I spent yesterday touring the Web 2.0 expo (part of the time with fellow miscreant Jay Cross), and it led me to think a bit more about social media tools and approaches. After touring the floor, having lunch, and touring the floor some more before the keynotes, my reflections have to do with hybrids and implementation.
We were prompted to visit Blue Kiwi, which is probably the leading European social media platform. Talking to them, and the others there (Vignette & Lithium) has me reflecting more broadly. Mzinga is clearly targeted at the learning space, being integrated with an LMS. Vignette, on the other hand, started as a CMS for KM, but then added social media around it. Drupal is an open source CMS that’s been used for social media, and Elgg similarly started as an open source portfolio tool but has expanded.
It’s an interesting question about whether to keep your social media separate from your other tools, or to couple them with some other core functionality. Vignette’s story about building on their core content management system supporting knowledge management makes sense from the point of view of mining value out of the discussions. Yet, for a learning group, Mzinga’s integration of formal and informal learning is also plausible. And, of course, there’s now Sharepoint’s integration of social tools around resources.

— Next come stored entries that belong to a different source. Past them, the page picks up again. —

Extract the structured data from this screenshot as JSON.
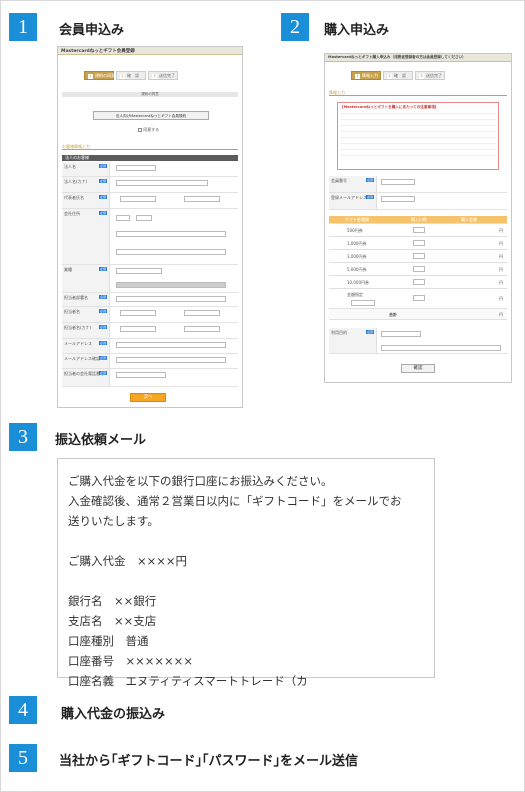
{
  "steps": [
    {
      "num": "1",
      "title": "会員申込み"
    },
    {
      "num": "2",
      "title": "購入申込み"
    },
    {
      "num": "3",
      "title": "振込依頼メール"
    },
    {
      "num": "4",
      "title": "購入代金の振込み"
    },
    {
      "num": "5",
      "title": "当社から｢ギフトコード｣｢パスワード｣をメール送信"
    }
  ],
  "shot1": {
    "header": "Mastercardねっとギフト会員登録",
    "progress": [
      "規約の同意",
      "確　認",
      "送信完了"
    ],
    "agree_title": "規約の同意",
    "agree_button": "法人向けMastercardねっとギフト会員規約",
    "agree_check": "同意する",
    "section_label": "お客様情報入力",
    "sub_section": "法人のお客様",
    "fields": [
      "法人名",
      "法人名(カナ)",
      "代表者氏名",
      "会社住所",
      "業種",
      "担当者部署名",
      "担当者名",
      "担当者名(カナ)",
      "メールアドレス",
      "メールアドレス確認",
      "担当者の会社電話番号"
    ],
    "tags": {
      "required": "必須"
    },
    "submit": "次へ"
  },
  "shot2": {
    "header": "Mastercardねっとギフト購入申込み（法務省登録者の方は会員登録してください）",
    "progress": [
      "情報入力",
      "確　認",
      "送信完了"
    ],
    "section_label": "情報入力",
    "notice_title": "【Mastercardねっとギフトを購入にあたっての注意事項】",
    "fields": [
      "会員番号",
      "登録メールアドレス",
      "利用目的"
    ],
    "table_headers": [
      "ギフト券種類",
      "購入口数",
      "購入金額"
    ],
    "amounts": [
      "500円券",
      "1,000円券",
      "3,000円券",
      "5,000円券",
      "10,000円券",
      "金額指定"
    ],
    "yen": "円",
    "total_label": "合計",
    "confirm_button": "確認"
  },
  "mail": {
    "lines": [
      "ご購入代金を以下の銀行口座にお振込みください。",
      "入金確認後、通常２営業日以内に「ギフトコード」をメールでお",
      "送りいたします。",
      "",
      "ご購入代金　××××円",
      "",
      "銀行名　××銀行",
      "支店名　××支店",
      "口座種別　普通",
      "口座番号　×××××××",
      "口座名義　エヌティティスマートトレード（カ"
    ]
  },
  "colors": {
    "badge": "#1a8fd8",
    "accent": "#c8a24a",
    "button": "#f6a623"
  }
}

On the other hand, a pure focus on social networking may be the more natural framework, but how do you get power to leverage the content generated? Coupling them makes sense if you’re coming from one direction or another, but I’m trying to integrate formal, content management, knowledge management and more into a seamless ecosystem. Do you integrate, or do you have APIs to couple capabilities? On one hand, an integrated solution is less work than an integration exercise, but on the other hand, I don’t expect there to be one all-singing-all-dancing solution. Tony Karrer, riffing off of BJ Schone’s post which emphasizes making things work and play well together, looks to LMS vendors partnering more, and I reckon that loose coupling makes sense. However, I don’t know if having a separate app for blogs, wikis, and all works, as you want profiles and discussions to be integrated, so reckon you do want a social media environment, or you’ll have to use a lot of glue. I’m still wrestling with this.

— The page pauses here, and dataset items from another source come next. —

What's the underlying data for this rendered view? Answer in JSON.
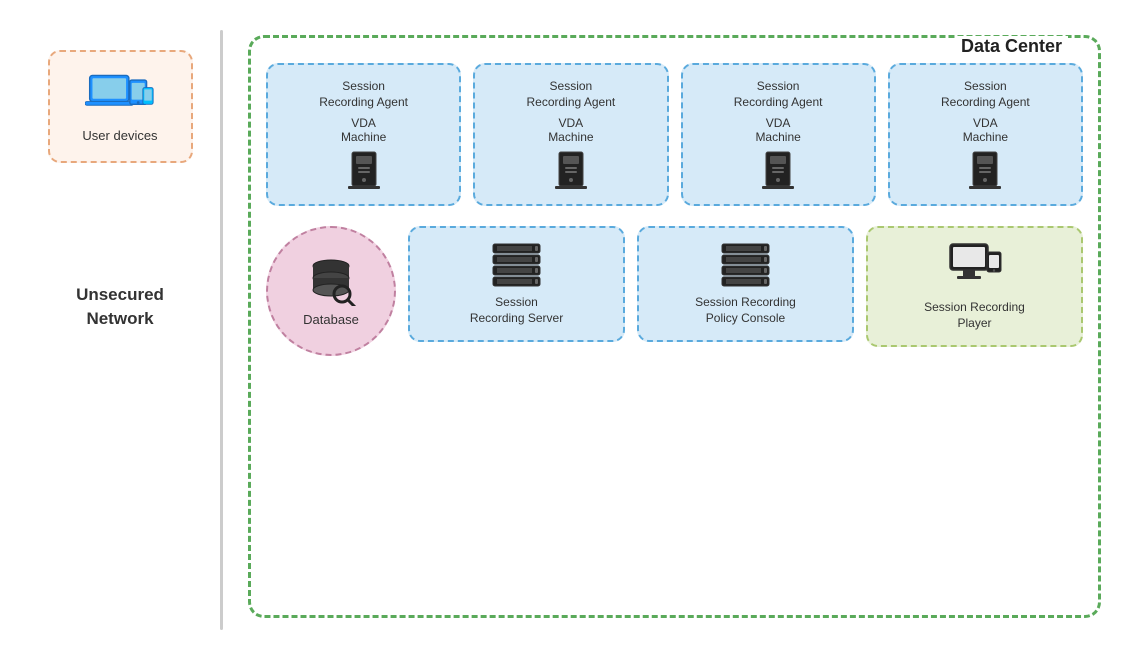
{
  "left": {
    "user_devices_label": "User devices",
    "unsecured_network_label": "Unsecured\nNetwork"
  },
  "data_center": {
    "title": "Data Center",
    "agents": [
      {
        "title": "Session\nRecording Agent",
        "sub": "VDA\nMachine"
      },
      {
        "title": "Session\nRecording Agent",
        "sub": "VDA\nMachine"
      },
      {
        "title": "Session\nRecording Agent",
        "sub": "VDA\nMachine"
      },
      {
        "title": "Session\nRecording Agent",
        "sub": "VDA\nMachine"
      }
    ],
    "database_label": "Database",
    "server_label": "Session\nRecording Server",
    "policy_label": "Session Recording\nPolicy Console",
    "player_label": "Session Recording\nPlayer"
  },
  "icons": {
    "tower": "🖥",
    "database": "🗄",
    "server_rack": "🖧",
    "monitor": "🖥"
  }
}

What definitely makes sense is having an implementation strategy for success. Lithium was advertising ‘successful’ communities, and so I naturally inquired about their approach. They said that they don’t start small, because to succeed you need critical mass. I asked about incenting the connectors and content producers, and they indicated that was part of their strategy as well. They indicated that there was a VIP room exclusively for big contributors where they could hobnob with the C-suite. Getting the C-suite to actually play struck me as a success factor, but hard to guarantee a priori. They almost seemed more a services firm though they did claim to have a solution as well. (I have to admit that their firm’s title, however, makes me think of chemical psychotherapy, not a great mental image.)
As a contrasting approach to success, Blue Kiwi’s pricing model is based around the activity in the system: if you’re not using it, you’re not getting value, and consequently you shouldn’t pay. Their threshold seems low: 2 accesses a month constitutes chargeable activity, whereas I would say 2 a week would be more indicative, but the cost for that activity is relatively low. What excites me, however, is the notion of measuring and trying to charge for the activity as an indirect measure of value. A more direct measure, the knowledge grown, seems to be a really exciting opportunity.
I’m realizing that what’s really important is the knowledge shared, and grown. I reckon that optimizing performance is going to be just the cost of entry, and the competitive advantage will be the generation of new opportunities. The key, then, is accelerating the growth of accessible actionable knowledge. So that’s what I’m focusing on. How about you?